KS Agrar | KS Agrar Rohstoffbrief

Themen

Ackerbau

Der MATIF Weizen hat in den letzten Tagen wieder an Fahrt gewonnen. Seit Montag stieg der Preis für den September-Termin um 10 €/t (+5%) auf aktuell 207,50 €/t. Die starken Regenfälle in weiten Teilen Europas erwecken neue Sorgen über die Qualitäten.

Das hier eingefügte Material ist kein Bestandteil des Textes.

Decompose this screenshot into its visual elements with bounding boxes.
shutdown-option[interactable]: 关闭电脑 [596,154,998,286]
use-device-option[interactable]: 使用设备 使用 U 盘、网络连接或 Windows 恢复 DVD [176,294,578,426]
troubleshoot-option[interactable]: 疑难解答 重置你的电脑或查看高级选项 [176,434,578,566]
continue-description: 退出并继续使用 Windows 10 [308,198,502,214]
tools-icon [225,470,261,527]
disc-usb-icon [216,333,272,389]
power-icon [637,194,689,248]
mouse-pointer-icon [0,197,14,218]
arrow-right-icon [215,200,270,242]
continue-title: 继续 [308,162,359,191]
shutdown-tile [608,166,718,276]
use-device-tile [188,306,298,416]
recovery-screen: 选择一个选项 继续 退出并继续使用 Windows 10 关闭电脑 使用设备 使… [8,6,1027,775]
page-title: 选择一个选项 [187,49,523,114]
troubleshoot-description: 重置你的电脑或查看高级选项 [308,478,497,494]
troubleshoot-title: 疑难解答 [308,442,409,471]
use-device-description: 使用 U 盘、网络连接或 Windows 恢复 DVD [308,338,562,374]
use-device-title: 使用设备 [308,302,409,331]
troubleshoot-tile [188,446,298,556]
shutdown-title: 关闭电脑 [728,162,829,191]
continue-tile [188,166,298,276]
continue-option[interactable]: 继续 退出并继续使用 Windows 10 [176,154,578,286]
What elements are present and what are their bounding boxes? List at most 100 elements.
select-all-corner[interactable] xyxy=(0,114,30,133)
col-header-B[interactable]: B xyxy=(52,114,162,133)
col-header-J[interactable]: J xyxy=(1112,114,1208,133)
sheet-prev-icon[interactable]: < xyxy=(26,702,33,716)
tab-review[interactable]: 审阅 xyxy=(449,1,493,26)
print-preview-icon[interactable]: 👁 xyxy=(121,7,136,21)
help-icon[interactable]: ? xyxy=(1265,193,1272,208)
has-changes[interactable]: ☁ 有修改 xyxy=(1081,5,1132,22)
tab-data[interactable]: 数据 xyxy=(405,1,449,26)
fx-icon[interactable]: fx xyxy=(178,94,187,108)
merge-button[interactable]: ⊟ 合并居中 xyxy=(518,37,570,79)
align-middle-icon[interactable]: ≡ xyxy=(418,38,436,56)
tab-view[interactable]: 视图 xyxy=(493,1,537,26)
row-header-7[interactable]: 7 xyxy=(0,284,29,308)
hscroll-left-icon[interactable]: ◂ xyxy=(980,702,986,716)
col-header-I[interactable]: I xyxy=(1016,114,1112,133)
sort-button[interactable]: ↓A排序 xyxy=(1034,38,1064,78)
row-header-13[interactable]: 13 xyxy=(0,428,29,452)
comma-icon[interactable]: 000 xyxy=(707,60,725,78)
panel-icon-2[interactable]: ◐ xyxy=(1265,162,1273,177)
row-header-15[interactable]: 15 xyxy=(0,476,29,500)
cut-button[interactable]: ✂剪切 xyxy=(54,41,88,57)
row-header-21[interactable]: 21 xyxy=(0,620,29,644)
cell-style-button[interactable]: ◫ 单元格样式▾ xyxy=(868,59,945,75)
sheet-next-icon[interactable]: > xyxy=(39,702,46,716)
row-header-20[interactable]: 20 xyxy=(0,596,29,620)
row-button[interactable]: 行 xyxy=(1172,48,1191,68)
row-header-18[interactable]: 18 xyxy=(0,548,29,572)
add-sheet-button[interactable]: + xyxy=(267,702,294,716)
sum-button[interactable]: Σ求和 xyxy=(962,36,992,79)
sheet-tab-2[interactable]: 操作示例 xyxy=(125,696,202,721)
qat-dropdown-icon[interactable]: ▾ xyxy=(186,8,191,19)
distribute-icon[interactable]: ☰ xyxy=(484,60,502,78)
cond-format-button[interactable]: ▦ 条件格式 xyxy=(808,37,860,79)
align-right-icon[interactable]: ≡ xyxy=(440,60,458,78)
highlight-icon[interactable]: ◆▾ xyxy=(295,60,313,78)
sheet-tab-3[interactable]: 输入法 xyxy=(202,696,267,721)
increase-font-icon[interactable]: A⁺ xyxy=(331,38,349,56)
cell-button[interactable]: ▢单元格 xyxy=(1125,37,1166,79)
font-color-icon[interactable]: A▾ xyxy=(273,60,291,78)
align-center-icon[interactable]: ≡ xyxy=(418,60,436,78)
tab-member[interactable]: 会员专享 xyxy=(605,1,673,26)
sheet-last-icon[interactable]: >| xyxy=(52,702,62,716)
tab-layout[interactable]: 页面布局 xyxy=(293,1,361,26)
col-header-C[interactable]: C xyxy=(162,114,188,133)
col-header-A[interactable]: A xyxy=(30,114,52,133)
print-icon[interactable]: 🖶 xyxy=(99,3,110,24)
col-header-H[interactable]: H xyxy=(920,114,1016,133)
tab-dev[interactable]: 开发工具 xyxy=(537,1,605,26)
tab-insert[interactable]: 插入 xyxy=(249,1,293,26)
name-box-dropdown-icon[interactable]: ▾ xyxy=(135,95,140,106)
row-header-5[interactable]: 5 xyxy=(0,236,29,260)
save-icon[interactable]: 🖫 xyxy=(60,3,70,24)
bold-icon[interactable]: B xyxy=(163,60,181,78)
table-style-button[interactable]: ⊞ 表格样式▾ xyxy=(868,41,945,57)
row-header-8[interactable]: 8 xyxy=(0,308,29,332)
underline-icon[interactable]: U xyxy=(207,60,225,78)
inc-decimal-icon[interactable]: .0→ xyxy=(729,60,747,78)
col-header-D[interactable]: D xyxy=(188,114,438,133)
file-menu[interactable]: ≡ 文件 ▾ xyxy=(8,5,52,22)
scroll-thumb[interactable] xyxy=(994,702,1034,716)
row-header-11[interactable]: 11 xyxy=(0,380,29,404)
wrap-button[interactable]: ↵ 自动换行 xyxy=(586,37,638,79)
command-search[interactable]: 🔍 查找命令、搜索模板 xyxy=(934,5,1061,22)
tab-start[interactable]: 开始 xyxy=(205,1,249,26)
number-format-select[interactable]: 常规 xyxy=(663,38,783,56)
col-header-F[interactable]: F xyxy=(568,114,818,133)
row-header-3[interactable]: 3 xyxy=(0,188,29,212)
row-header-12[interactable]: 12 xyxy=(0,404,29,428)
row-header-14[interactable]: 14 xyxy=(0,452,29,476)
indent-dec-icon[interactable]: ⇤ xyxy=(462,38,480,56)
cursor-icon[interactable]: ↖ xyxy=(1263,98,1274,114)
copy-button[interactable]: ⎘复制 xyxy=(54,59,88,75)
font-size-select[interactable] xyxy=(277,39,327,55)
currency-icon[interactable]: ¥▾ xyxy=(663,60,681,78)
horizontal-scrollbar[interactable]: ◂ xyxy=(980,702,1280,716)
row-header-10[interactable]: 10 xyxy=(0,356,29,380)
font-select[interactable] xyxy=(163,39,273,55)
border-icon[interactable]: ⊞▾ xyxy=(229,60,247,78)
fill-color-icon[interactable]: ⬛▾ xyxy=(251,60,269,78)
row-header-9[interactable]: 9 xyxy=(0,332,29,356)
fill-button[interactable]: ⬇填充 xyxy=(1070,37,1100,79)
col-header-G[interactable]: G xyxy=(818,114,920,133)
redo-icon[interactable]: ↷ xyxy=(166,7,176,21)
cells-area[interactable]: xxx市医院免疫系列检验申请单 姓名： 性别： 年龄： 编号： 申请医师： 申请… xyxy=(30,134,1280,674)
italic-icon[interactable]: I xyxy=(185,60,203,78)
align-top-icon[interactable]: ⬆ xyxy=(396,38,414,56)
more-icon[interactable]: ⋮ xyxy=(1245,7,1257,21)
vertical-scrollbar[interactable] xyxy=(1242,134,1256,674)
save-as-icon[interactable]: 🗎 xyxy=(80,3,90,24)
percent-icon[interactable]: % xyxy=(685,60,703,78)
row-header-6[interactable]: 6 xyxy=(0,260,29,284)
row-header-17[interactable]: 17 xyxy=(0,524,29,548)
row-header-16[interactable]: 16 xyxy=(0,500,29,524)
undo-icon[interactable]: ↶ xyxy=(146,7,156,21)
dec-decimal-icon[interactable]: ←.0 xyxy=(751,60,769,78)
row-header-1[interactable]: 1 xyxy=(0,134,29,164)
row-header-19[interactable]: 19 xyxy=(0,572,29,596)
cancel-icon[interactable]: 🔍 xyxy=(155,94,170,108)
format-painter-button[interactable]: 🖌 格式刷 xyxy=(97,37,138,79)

Viele Marktteilnehmer erwarten bereits eine um einige Wochen verspätete Ernte in diesem Jahr. Der DRV schätzt die Weizenernte in Deutschland in der aktuellen Juli-Schätzung nun rund 170.000 t geringer als noch im Juni. Begründet wird das einerseits mit einer geringeren Fläche (- 50.000 ha) und einem etwas geringeren Ertrag. Damit sollte die diesjährige Ernte nur noch 666.000 t über der Vorjahresproduktion liegen und nicht wie im Juni geschätzt 838.000 t. Die ersten Zahlen zu den EU-Exporten für das Wirtschaftsjahr 2021/22 liegen nun ebenfalls vor. In der vergangenen Woche wurden 22.394 t Weizen aus der EU exportiert. Das Exportziel des USDA liegt in diesem Wirtschaftsjahr bei 34 Mio. t. Für den aktuellen GASC Ägyptentender wurden ebenfalls Ergebnisse veröffentlich. Es wurden 180.000 t Weizen ausschließlich aus Rumänien gekauft. Der durchschnittliche FOB Preis lag bei 231,81 $/t (ca. 196 €/t). Der russische Exportzoll liegt aktuell bei 39 $/t, sodass dieser nicht konkurrenzfähig ist.